Accepting the importance of market-making to London and the Stock Exchange, the SIB review has stepped well back from abolishing the privileges. But it has introduced significant curbs and limits. It is now up to market forces to decide which trading system should prevail. Many powerful market- makers and the Stock Exchange did their utmost to avoid even this seemingly even-handed outcome.

"The Exchange is doing everything to ruin the quote-driven system which made it great, by worrying about transparency and shortening settlement times. If it makes life too difficult for market-makers, London will be like any other centre, and where is the advantage in that?" asks a senior City financier.

But others feel this stand-and-resist stance is one of the Exchange's biggest problems. "The Exchange has adopted a blind adherence to market- making as the only way of running the London market. But its weaknesses are obvious. It has not provided liquidity in smaller company shares, and it has to some extent corrupted the issue of true price discovery. Most of the rules are there to protect the market-makers' own profit margins," says David Jones, chief executive of ShareLink and a former Stock Exchange board member.

But these pressures for change are not only coming from regulatory bodies such as the SIB, they are coming from the market itself. The big foreign investment banks and institutions dealing in London appreciate some of the benefits of the market system - that it always offers immediacy of dealing, for example - but they are not wedded to it. They are used to order-driven systems and would like to see something similar develop here too, especially if it would help in these ruthlessly competitive times to shave a few fractions off transaction costs.

Such is the power nowadays of the international players in the City that the Stock Exchange has to listen. Indeed, three representatives of the international community, Masashi Kaneko of Nikko, Robert Metzler of Morgan Stanley and Rudolf Muller of UBS sit on the Exchange's board. It is not without significance that the Stock Exchange is carefully hedging its bets by developing an order-driven capacity as part of its new Sequence dealing system, which will be up and running by 1997.

But the confusion of roles within the Exchange continues to make it difficult for people like Mr Lawrence to define and impose a sense of clear direction. For it is commercial organisation, a trade association and a regulator all in one. As a commercial body, its attempt to introduce a modern settlement system - Taurus - was a spectacular failure, leaving the London exchange trailing its main competitors in efficiency. It has been slow in responding to dealing challenges and in developing links with other European exchanges.

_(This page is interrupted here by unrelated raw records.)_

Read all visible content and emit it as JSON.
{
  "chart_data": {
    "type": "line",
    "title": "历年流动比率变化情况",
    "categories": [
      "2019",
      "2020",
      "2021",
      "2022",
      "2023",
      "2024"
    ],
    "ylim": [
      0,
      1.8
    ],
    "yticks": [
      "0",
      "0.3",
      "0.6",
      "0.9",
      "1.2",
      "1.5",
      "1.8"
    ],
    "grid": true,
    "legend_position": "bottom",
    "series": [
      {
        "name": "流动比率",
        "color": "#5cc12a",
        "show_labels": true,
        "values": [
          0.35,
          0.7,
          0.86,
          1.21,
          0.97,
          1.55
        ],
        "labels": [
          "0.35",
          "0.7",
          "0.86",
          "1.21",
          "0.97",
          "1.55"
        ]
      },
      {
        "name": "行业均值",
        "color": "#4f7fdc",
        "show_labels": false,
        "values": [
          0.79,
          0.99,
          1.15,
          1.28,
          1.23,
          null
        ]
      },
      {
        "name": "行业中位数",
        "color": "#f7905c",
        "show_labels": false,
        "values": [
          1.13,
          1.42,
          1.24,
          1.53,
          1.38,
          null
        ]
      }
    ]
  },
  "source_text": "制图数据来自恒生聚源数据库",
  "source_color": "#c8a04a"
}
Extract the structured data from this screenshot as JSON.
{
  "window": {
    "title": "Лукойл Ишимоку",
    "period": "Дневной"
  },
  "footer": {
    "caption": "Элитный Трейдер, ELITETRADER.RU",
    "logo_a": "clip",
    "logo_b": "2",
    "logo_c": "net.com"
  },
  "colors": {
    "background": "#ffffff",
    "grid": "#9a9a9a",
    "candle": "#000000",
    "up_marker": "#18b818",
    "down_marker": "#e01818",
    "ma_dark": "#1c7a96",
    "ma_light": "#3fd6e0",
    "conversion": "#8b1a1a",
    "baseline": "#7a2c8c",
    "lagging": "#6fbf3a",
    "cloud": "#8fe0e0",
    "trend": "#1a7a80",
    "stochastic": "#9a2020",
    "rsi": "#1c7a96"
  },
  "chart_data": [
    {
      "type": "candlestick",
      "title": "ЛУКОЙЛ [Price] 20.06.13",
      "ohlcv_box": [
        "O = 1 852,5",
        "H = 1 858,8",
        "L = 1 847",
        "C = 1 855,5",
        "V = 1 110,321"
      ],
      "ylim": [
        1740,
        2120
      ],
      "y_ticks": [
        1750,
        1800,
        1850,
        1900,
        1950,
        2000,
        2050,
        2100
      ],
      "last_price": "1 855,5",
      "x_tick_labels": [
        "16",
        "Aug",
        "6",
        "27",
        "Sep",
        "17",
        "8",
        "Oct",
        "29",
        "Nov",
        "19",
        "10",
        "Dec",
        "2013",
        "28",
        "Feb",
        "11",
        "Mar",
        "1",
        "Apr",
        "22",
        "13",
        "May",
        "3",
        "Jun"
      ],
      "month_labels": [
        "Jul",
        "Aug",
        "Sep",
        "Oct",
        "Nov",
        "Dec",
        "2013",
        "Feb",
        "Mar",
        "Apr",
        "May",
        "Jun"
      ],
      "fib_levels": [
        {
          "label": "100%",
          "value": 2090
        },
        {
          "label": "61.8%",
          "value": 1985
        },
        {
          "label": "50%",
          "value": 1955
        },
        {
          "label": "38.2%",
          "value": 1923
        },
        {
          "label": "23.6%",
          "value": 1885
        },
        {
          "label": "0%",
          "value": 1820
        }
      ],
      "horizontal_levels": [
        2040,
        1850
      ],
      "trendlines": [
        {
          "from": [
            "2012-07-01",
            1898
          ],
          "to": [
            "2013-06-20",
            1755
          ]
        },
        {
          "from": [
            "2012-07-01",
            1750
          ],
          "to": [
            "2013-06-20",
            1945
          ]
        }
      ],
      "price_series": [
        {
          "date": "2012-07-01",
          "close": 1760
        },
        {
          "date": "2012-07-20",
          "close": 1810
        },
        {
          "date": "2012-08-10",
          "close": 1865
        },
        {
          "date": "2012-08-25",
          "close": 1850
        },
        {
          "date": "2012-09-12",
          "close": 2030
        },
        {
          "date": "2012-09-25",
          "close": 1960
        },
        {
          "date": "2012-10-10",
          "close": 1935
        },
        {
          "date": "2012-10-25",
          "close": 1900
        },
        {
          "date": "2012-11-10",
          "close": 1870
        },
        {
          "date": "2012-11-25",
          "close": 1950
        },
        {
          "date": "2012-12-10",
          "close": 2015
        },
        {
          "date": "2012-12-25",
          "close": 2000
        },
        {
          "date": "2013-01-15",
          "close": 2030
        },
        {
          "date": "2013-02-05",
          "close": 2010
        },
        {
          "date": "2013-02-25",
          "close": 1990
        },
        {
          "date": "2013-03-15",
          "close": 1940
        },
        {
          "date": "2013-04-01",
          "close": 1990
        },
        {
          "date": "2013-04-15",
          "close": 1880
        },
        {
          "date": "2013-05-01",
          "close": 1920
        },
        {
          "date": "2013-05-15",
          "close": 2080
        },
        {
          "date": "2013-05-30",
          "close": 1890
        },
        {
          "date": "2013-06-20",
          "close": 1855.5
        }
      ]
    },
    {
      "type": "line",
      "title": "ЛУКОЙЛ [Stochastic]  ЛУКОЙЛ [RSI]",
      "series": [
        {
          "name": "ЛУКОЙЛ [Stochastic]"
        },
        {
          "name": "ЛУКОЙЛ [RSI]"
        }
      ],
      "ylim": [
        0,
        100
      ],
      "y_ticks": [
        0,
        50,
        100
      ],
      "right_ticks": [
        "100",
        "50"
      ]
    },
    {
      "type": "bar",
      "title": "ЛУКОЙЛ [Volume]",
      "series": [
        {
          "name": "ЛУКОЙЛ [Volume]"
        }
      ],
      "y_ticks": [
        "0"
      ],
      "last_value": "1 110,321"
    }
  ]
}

"The Exchange has caused the threat of fragmentation by not embracing trends and not listening to users of the market. The fact that people like Tradepoint are even planning alternative exchanges is a serious threat to the LSE. It is surely only a matter of time before one of them strikes home," says Mr Jones.

Moreover, the City recognises the danger in the Exchange using its regulatory position to boost its own role and chisel competitors. For the SIB, the OFT and more discreetly the Treasury, this was no longer a satisfactory state of affairs for the City's future.

The most notable remark in the recent speech by Mr Kemp-Welch at the Mansion House dinner was that the Stock Exchange now recognises it has no divine right to its position. It is a measure of the scepticism with which the Exchange is regarded in City circles that this admission merited attention.

But the Stock Exchange is now fighting to preserve its role as the central market. In another recent speech to the Association of Private Clients and Investment Managers and Stockbrokers, Mr Kemp-Welch stressed five reasons why a central stock exchange is vital to the City's well-being.

It offers ease of price discovery; deeper liquidity; efficient regulation; ease of entry and strong enough finances to invest in the future.

"These five advantages have been of considerable value to the whole of the securities industry in the UK. But they could be eroded if the market were allowed to fragment - for whatever reason," said Mr Kemp-Welch.